Deeside Red Route – Panel of climate change and transport experts chosen to carry out roads review in Wales
The Welsh government has announced the Chair and panel that will be carrying out the Welsh Government’s roads review and confirmed the road schemes that will be considered as part of the review.
In June, Deputy Minister for Climate Change, Lee Waters a freeze on new road building projects, whilst a review of highway schemes across Wales was carried out.
Ministers want to study the impact that road traffic has on climate change and all proposed schemes will be reviewed by an expert panel.
The move will impact the so called Deeside Red Route scheme, a new 13km two-lane dual carriageway linking the A55 at Northop with the A494 and A550 north of Deeside Parkway Junction via the Flintshire Bridge.
The red route would see traffic diverted from Aston Hill, where air pollution is high because of the number of lorries and cars.
The panel consisting of climate change and transport specialists from across the UK, will be led by Dr Lynn Sloman MBE, a transport consultant based in Wales who has previously been part of the Lord Burns Commission.
“In light of the climate change emergency, the panel will be asked to consider whether new roads are the right solutions for transport problems, or whether there are alternative sustainable modes of transport that would work better.” The Welsh government said.

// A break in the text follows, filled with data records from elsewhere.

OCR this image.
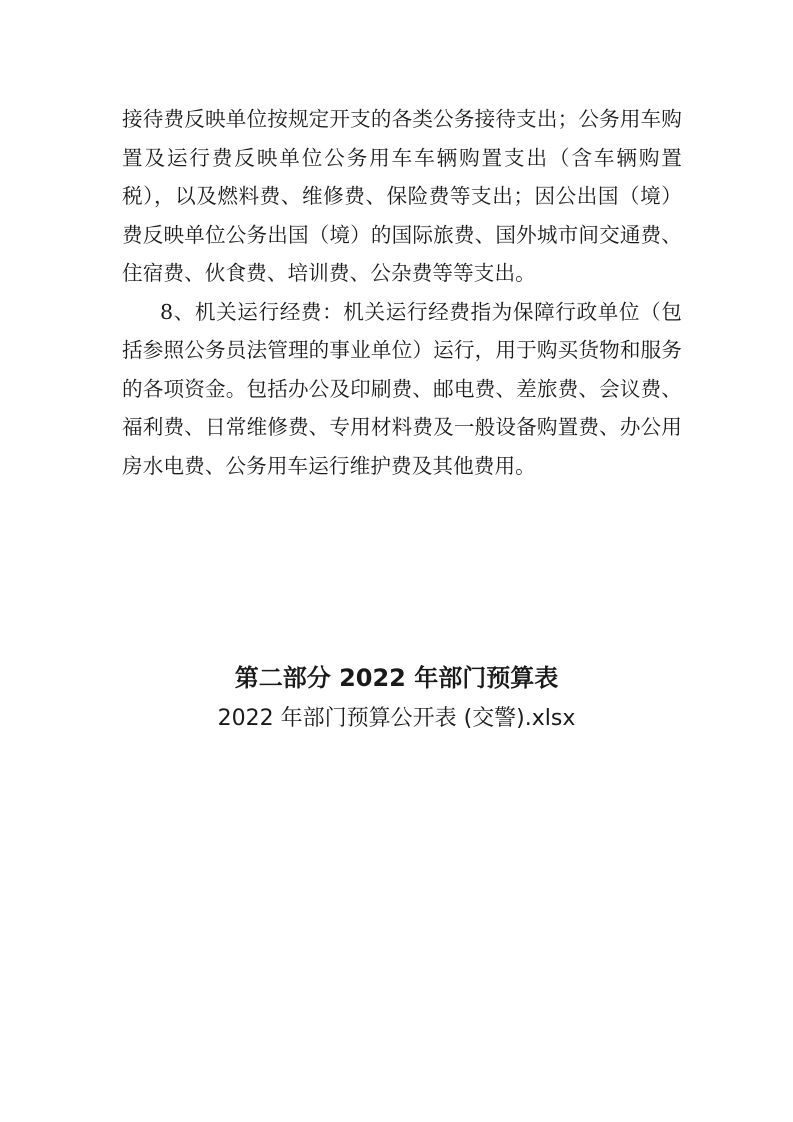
接待费反映单位按规定开支的各类公务接待支出；公务用车购置及运行费反映单位公务用车车辆购置支出（含车辆购置税），以及燃料费、维修费、保险费等支出；因公出国（境）费反映单位公务出国（境）的国际旅费、国外城市间交通费、住宿费、伙食费、培训费、公杂费等等支出。

8、机关运行经费：机关运行经费指为保障行政单位（包括参照公务员法管理的事业单位）运行，用于购买货物和服务的各项资金。包括办公及印刷费、邮电费、差旅费、会议费、福利费、日常维修费、专用材料费及一般设备购置费、办公用房水电费、公务用车运行维护费及其他费用。

第二部分 2022 年部门预算表

2022 年部门预算公开表 (交警).xlsx
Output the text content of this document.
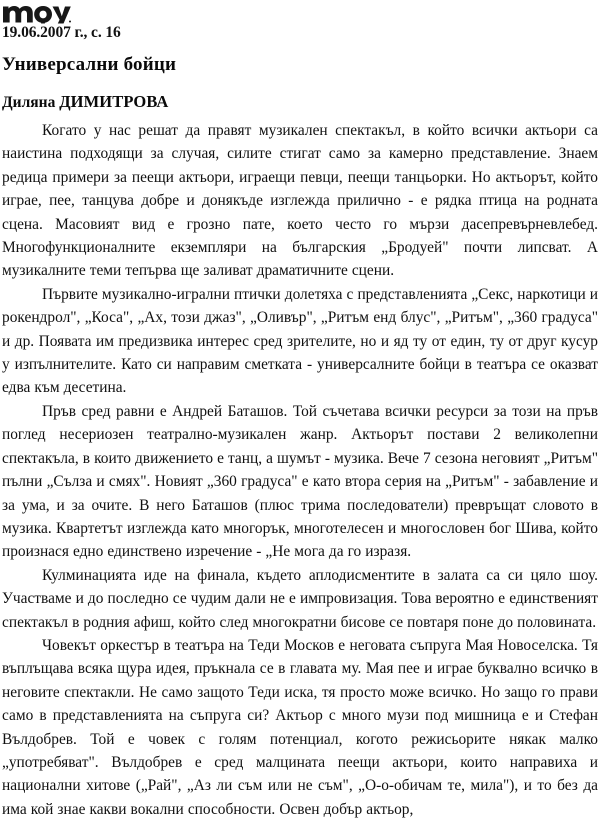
19.06.2007 г., с. 16
Универсални бойци
Диляна ДИМИТРОВА

Когато у нас решат да правят музикален спектакъл, в който всички актьори са наистина подходящи за случая, силите стигат само за камерно представление. Знаем редица примери за пеещи актьори, играещи певци, пеещи танцьорки. Но актьорът, който играе, пее, танцува добре и донякъде изглежда прилично - е рядка птица на родната сцена. Масовият вид е грозно пате, което често го мързи дасепревърневлебед. Многофункционалните екземпляри на българския „Бродуей" почти липсват. А музикалните теми тепърва ще заливат драматичните сцени.

Първите музикално-игрални птички долетяха с представленията „Секс, наркотици и рокендрол", „Коса", „Ах, този джаз", „Оливър", „Ритъм енд блус", „Ритъм", „360 градуса" и др. Появата им предизвика интерес сред зрителите, но и яд ту от един, ту от друг кусур у изпълнителите. Като си направим сметката - универсалните бойци в театъра се оказват едва към десетина.

Пръв сред равни е Андрей Баташов. Той съчетава всички ресурси за този на пръв поглед несериозен театрално-музикален жанр. Актьорът постави 2 великолепни спектакъла, в които движението е танц, а шумът - музика. Вече 7 сезона неговият „Ритъм" пълни „Сълза и смях". Новият „360 градуса" е като втора серия на „Ритъм" - забавление и за ума, и за очите. В него Баташов (плюс трима последователи) превръщат словото в музика. Квартетът изглежда като многорък, многотелесен и многословен бог Шива, който произнася едно единствено изречение - „Не мога да го изразя.

Кулминацията иде на финала, където аплодисментите в залата са си цяло шоу. Участваме и до последно се чудим дали не е импровизация. Това вероятно е единственият спектакъл в родния афиш, който след многократни бисове се повтаря поне до половината.

Човекът оркестър в театъра на Теди Москов е неговата съпруга Мая Новоселска. Тя въплъщава всяка щура идея, пръкнала се в главата му. Мая пее и играе буквално всичко в неговите спектакли. Не само защото Теди иска, тя просто може всичко. Но защо го прави само в представленията на съпруга си? Актьор с много музи под мишница е и Стефан Вълдобрев. Той е човек с голям потенциал, когото режисьорите някак малко „употребяват". Вълдобрев е сред малцината пеещи актьори, които направиха и национални хитове („Рай", „Аз ли съм или не съм", „О-о-обичам те, мила"), и то без да има кой знае какви вокални способности. Освен добър актьор,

The Deputy Minister for Climate Change, Lee Waters said:
“Transport generates around 17% of all our emissions, so must play its part if we are to reach our target of net zero emissions by 2050.”
“We need to move away from spending money on projects that encourage more people to drive, and redirect this money on maintaining our existing roads and investing in real alternatives.”
“We recognise that these decisions throw up tensions, but we have to confront that if we’re going to make a real difference.”
“We’re not saying this is the end of road construction in Wales, but the panel of experts that I have announced today will ensure that this is no longer the default response to a transport problem.”
Instead money saved by not building new roads will be used to improve existing infrastructure, helping to create new bus and cycle lanes that give people a meaningful alternative choice for travel.
The panel will consist of:
- Julie Hunt: a Chartered Civil Engineer working for an engineering consultancy and Chair of the Chartered Institution of Highways and Transportation (Cymru Wales).
- Professor Glenn Lyons: University of the West of England, specialising in Future Mobility.
- Geoff Ogden: Director of Planning, Development and Advisory Services at Transport for Wales.
- John Parkin: Professor of Transport Engineering and Deputy Director of the Centre for Transport and Society at the University of the West of England.
- Professor Andrew Potter: Cardiff Business School expert in freight, logistics and operations management.
- Helen Pye: Head of engagement at Snowdonia National Park Authority with involvement in traffic and parking management.
- Eurgain Powell: Transport specialist with the Office of the Future Generations Commissioner.
Dr Lynn Sloman, Panel Chair said:
“The Panel will bring a wealth of experience and diversity of perspectives to this Review.”
“The climate emergency makes it imperative that we avoid any investment that increases carbon emissions, especially in the next 15 years when most cars on the road will still be petrol and diesel vehicles.”
“But we also need to understand the problems that road schemes have been designed to address – whether safety, air quality or unreliability – and consider how those problems can be tackled without increasing carbon.”
“The panel will provide its final report next summer.”